By Irene Klotz
Sun Sep 29, 2013 7:37am EDT
(Reuters) - An unmanned U.S. commercial cargo ship flew itself to the International Space Station on Sunday, completing the primary goal of its debut test flight before supply runs begin in December.
After a series of successful steering maneuvers, the Orbital Sciences Cygnus freighter parked about 39 feet from the station at 6:50 a.m. EDT/1050 GMT as the ships sailed 260 miles above the Southern Ocean south of Africa.
Ten minutes later, Italian astronaut Luca Parmitano and NASA's Karen Nyberg used the station's robotic arm to pluck the capsule from orbit and prepared to attach it to a berthing slip.
"That's a long time coming, looks great," radioed astronaut Catherine Coleman from NASA's Mission Control in Houston.
Cygnus' arrival had been delayed a week - first by a software glitch and then by the higher priority docking of a Russian Soyuz capsule ferrying three new crewmembers to the $100 billion outpost, a project of 15 nations.
Orbital Sciences' new unmanned Antares rocket blasted off on September 18 from a new launch pad on the Virginia coast to put Cygnus into orbit.
NASA contributed $288 million toward Antares' and Cygnus' development and awarded Orbital Sciences a $1.9 billion contract for eight station resupply missions, the first of which is targeted for December.

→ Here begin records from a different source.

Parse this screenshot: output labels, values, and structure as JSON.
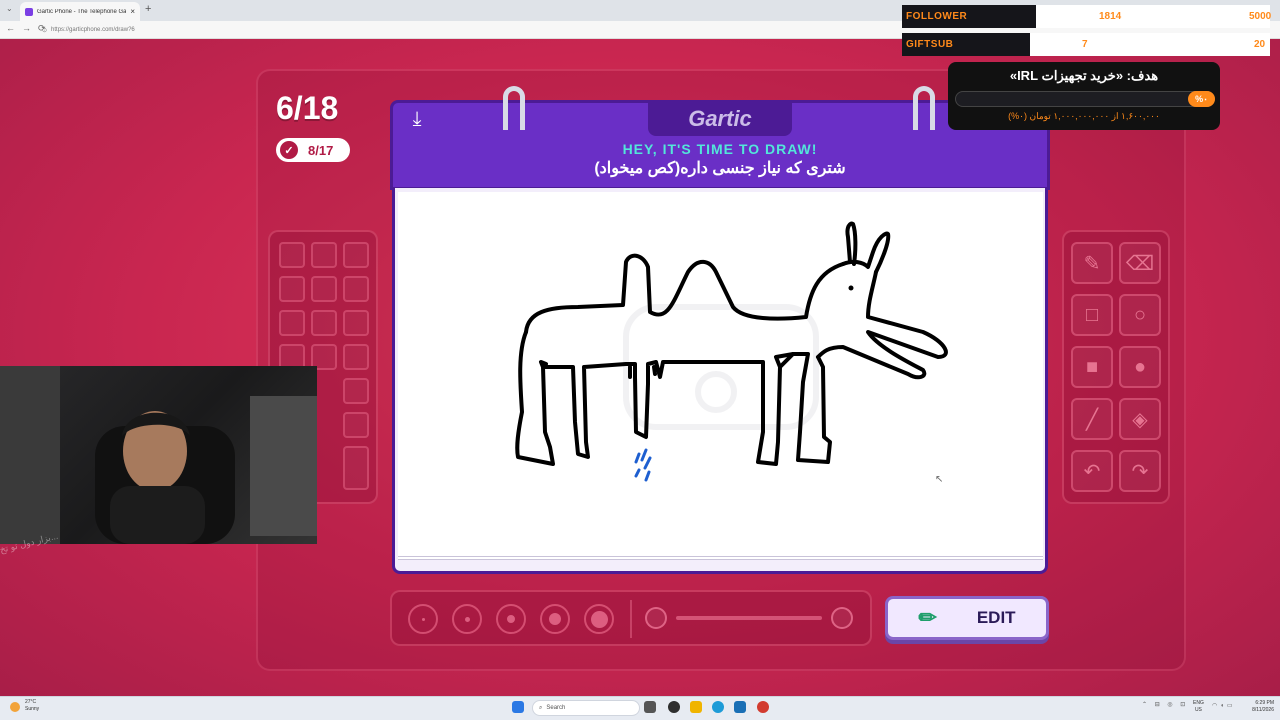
{
  "browser": {
    "tab_title": "Gartic Phone - The Telephone Gar",
    "tab_close": "×",
    "new_tab": "+",
    "url": "https://garticphone.com/draw?6"
  },
  "game": {
    "round_counter": "6/18",
    "done_count": "8/17",
    "brand": "Gartic",
    "prompt_title": "HEY, IT'S TIME TO DRAW!",
    "prompt_text": "شتری که نیاز جنسی داره(کص میخواد)",
    "edit_label": "EDIT"
  },
  "overlay": {
    "follower_label": "FOLLOWER",
    "follower_value": "1814",
    "follower_goal": "5000",
    "giftsub_label": "GIFTSUB",
    "giftsub_value": "7",
    "giftsub_goal": "20",
    "goal_title": "هدف: «خرید تجهیزات IRL»",
    "goal_percent": "%۰",
    "goal_sub": "۱,۶۰۰,۰۰۰ از ۱,۰۰۰,۰۰۰,۰۰۰ تومان (۰%)"
  },
  "webcam": {
    "caption": "بزار دول تو تخ..."
  },
  "taskbar": {
    "temp": "27°C",
    "condition": "Sunny",
    "search": "Search",
    "lang_top": "ENG",
    "lang_bottom": "US",
    "time": "6:29 PM",
    "date": "8/11/2026"
  },
  "colors": {
    "page_bg": "#c92650",
    "notebook_purple": "#6a2fc6",
    "prompt_title": "#53e6d9",
    "overlay_accent": "#ff8a1a",
    "edit_button": "#f1e8ff"
  },
  "icons": [
    "download-icon",
    "check-icon",
    "pencil-icon",
    "eraser-icon",
    "square-outline-icon",
    "circle-outline-icon",
    "square-fill-icon",
    "circle-fill-icon",
    "line-icon",
    "bucket-icon",
    "undo-icon",
    "redo-icon",
    "edit-pencil-icon",
    "search-icon"
  ]
}
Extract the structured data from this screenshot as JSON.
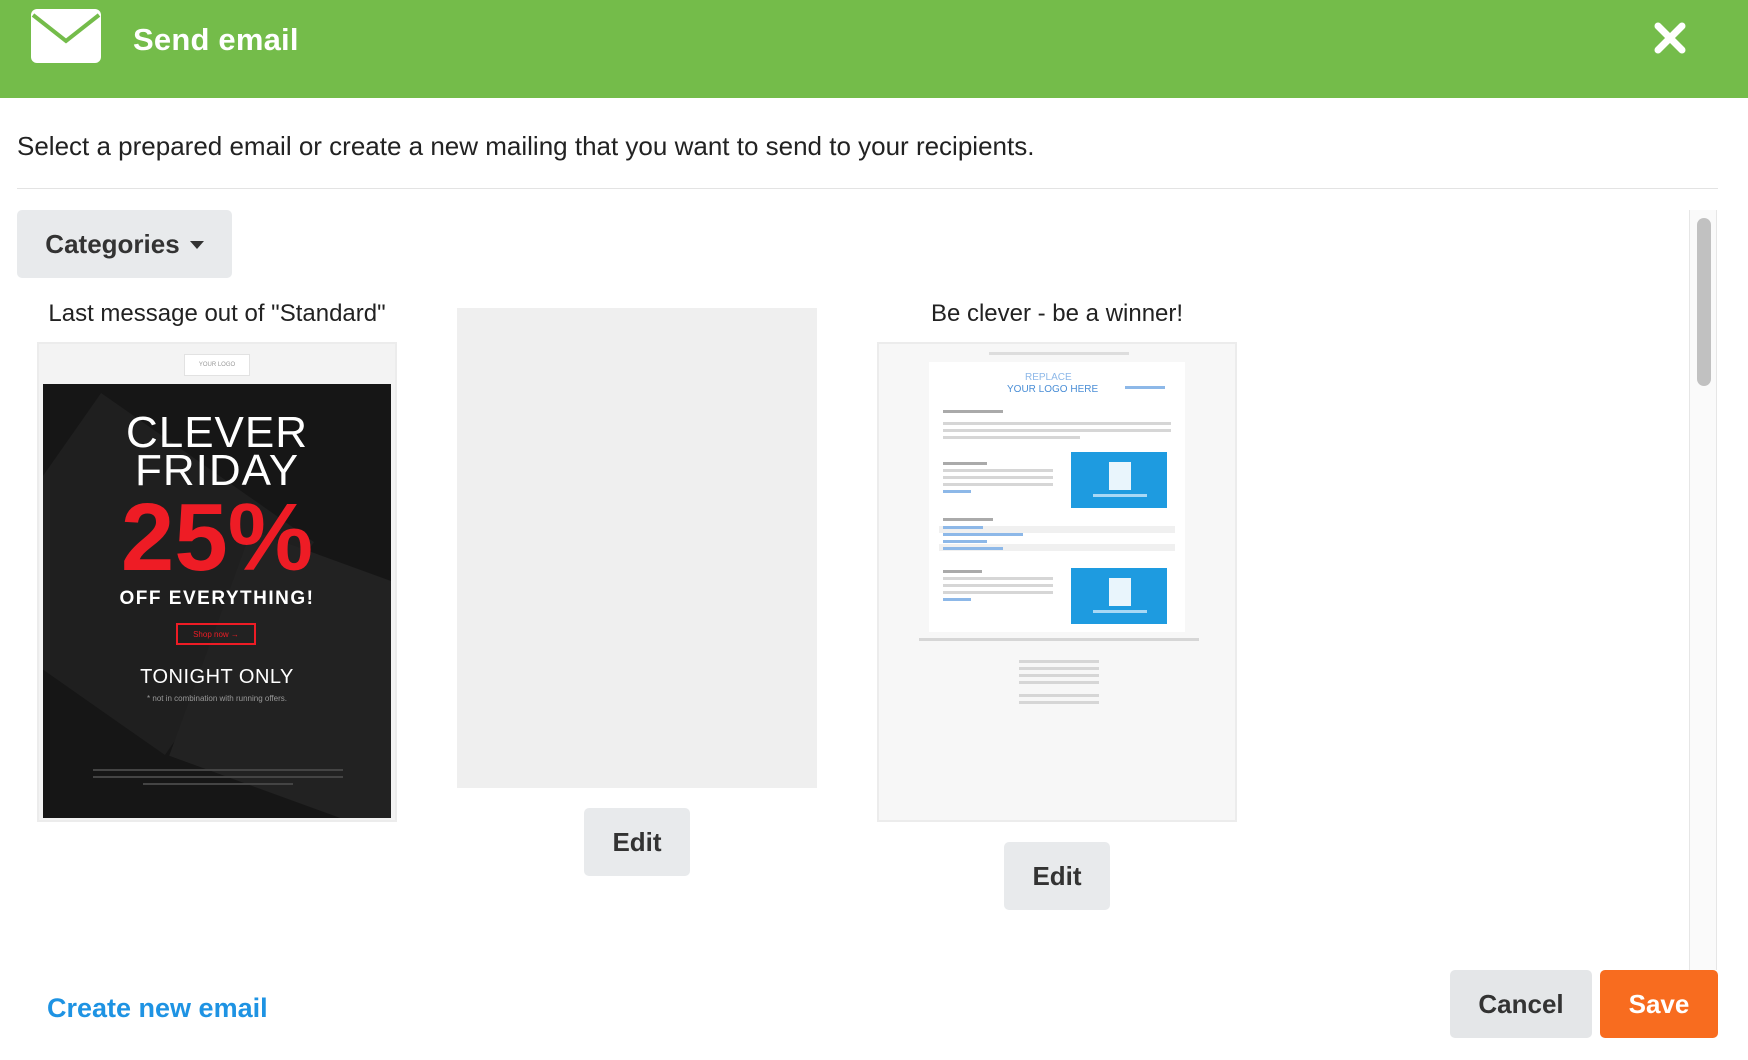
{
  "header": {
    "title": "Send email",
    "accent_color": "#74bc4a",
    "icon": "envelope-icon",
    "close_icon": "close-icon"
  },
  "intro": "Select a prepared email or create a new mailing that you want to send to your recipients.",
  "categories_label": "Categories",
  "cards": [
    {
      "title": "Last message out of \"Standard\"",
      "preview": {
        "logo": "YOUR LOGO",
        "line1": "CLEVER",
        "line2": "FRIDAY",
        "percent": "25%",
        "offer": "OFF EVERYTHING!",
        "shop": "Shop now →",
        "tonight": "TONIGHT ONLY",
        "note": "* not in combination with running offers."
      }
    },
    {
      "title": "",
      "edit_label": "Edit"
    },
    {
      "title": "Be clever - be a winner!",
      "preview": {
        "logo_line1": "REPLACE",
        "logo_line2": "YOUR LOGO HERE"
      },
      "edit_label": "Edit"
    }
  ],
  "footer": {
    "create_link": "Create new email",
    "cancel_label": "Cancel",
    "save_label": "Save",
    "save_color": "#f86c1f"
  }
}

The U.S. space agency also provided $396 million to privately owned Space Exploration Technologies to help develop the Falcon 9 rocket and Dragon cargo ship. The firm, known as SpaceX, holds a $1.5 billion NASA contract for 12 cargo runs to the station, two of which already have been completed.
On Sunday, SpaceX was poised to test an upgraded version of its Falcon 9 rocket. Launch from a new complex at Vandenberg Air Force Base, located just north of Lompoc on the central California coast.